Band 7 (2.08 -2.35u m): “has separated land and water sharply. Band 7 has strong water absorption region and strong reflectance region for soil and rock. Urban area, croplands, highways, bare croplands have appeared as bright tone and water body, forest have appeared as dark tone.”
“Ratio transformations of the remotely sensed data can be applied to reduce the effects of environment. Ratios also provide unique information and subtle spectral-reflectance or color differences between surface materials that are often difficult to detect in a standard image. It is also useful for discriminating between soils and vegetation.
The number of possible ratio combinations for a multispectral sensor with P bands is n= P(P-1). Thus for the TM’s six reflectance bands there are thirty different ratio combinations – 15 original and 15 reciprocal.”
“TM3/TM4: This ratio has defined barren lands and urban area uniquely.

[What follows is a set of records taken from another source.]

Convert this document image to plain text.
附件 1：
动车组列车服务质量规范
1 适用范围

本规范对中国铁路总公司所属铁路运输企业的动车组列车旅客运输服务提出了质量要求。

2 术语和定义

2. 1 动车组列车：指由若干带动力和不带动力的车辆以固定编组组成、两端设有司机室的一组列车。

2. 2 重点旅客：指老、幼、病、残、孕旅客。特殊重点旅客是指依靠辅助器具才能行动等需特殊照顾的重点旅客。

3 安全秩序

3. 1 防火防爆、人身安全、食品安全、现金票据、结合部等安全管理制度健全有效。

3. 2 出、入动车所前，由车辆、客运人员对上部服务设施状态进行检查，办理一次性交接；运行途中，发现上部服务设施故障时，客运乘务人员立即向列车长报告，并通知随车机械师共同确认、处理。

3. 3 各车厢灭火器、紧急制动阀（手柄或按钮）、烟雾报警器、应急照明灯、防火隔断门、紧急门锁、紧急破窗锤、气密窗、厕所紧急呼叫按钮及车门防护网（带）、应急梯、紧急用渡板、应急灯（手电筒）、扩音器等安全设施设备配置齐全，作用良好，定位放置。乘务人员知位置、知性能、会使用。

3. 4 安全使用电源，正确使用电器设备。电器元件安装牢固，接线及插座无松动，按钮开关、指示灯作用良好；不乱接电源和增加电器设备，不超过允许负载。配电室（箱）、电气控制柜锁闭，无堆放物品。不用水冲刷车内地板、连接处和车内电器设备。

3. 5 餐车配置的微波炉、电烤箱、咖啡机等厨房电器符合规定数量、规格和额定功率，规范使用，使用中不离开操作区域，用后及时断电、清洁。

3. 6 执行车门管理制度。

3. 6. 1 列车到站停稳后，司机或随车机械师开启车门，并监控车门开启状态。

But it could not define water body, forests and croplands.
TM4/TM3: This ratio distinguished vegetation, water and croplands. It has enhanced forests, barren lands. Because forests or vegetation exhibits higher reflectance in near IR region (0.76 -0.90u m) and strong absorption in red region (0.63-0.69u m) region. This ratio uniquely defines the distribution of vegetation. The lighter the tone, the greater the amount of vegetation present.
TM5/TM7: This ratio separated land and water uniquely. Since soils exhibit strong absorption in the band 7 (2.08 -2.35u m) and high reflectance in band 5 (1.55 – 1.75u m), soil has been enhanced in this ratio. Land has appeared as lighter tone and water appeared as dark tone.
TM2/TM3: this ratio has distinguished croplands, barren lands sharply. But it hasn’t separated croplands, forests and water body. Both forests and water body has appeared as lighter tone and barren land appeared has dark tone. It did not enhance urban area. Chlorophyll has strong reflectance in the band 2 (0.52 -0.60u m) region and strong absorption in the band 3(0.63 -0.69u m) region, vegetation has appeared as higher tone.
TM3/TM2: This ratio has separated forests and croplands. Because band 3 (0.63-0.69m m) is the red chlorophyll absorption band of healthy green vegetation and band 2 (0.52-0.69m m) is the reflectance band from leaf surfaces. This ratio can be useful to discriminate broad classes of vegetation. Croplands have appeared as lighter (brighter) tone and forests appeared as dark tone.
TM4/TM5: It enhances the water body, vegetation and presence of moisture content in the croplands. Water body has appeared as dark tone and vegetation as lighter tone. Because water is a strong absorber in near IR region( band4) and higher reflectance in band 5 region. It can be useful for discriminating water bodies from land.
TM5/TM4: It has separated water body from forest, barren lands and vegetation. In this ratio water has appeared as dark tone and forest, barren lands, bare croplands all have exhibited brighter tone.
TM5/TM7: It has separated water body from lands (soils). It has also enhanced presence of moisture in croplands. All water bodies appeared as dark tone. Both band 5 and band 7 are sensitive to moisture content variation in soils and vegetation. This ratio is useful for crop-drought studies and plant vigor investigations.
TM3/TM5: This ratio enhances barren lands, highways, street patterns within the urban areas and urban built-up or cemented areas. It could not enhance the clear water but it enhanced turbid water. This ratio is useful for observing differences in water turbidity. Barren lands, highways, urban and built-up areas have appeared as lighter tone and forests, water body and croplands appeared as dark tone.
TM7/TM2: This ratio has separated forests and croplands. But it could not separated forests from water body; both features have appeared as dark tone. It enhances highways, urban and built-up areas and croplands and all of them have appeared as lighter tone.”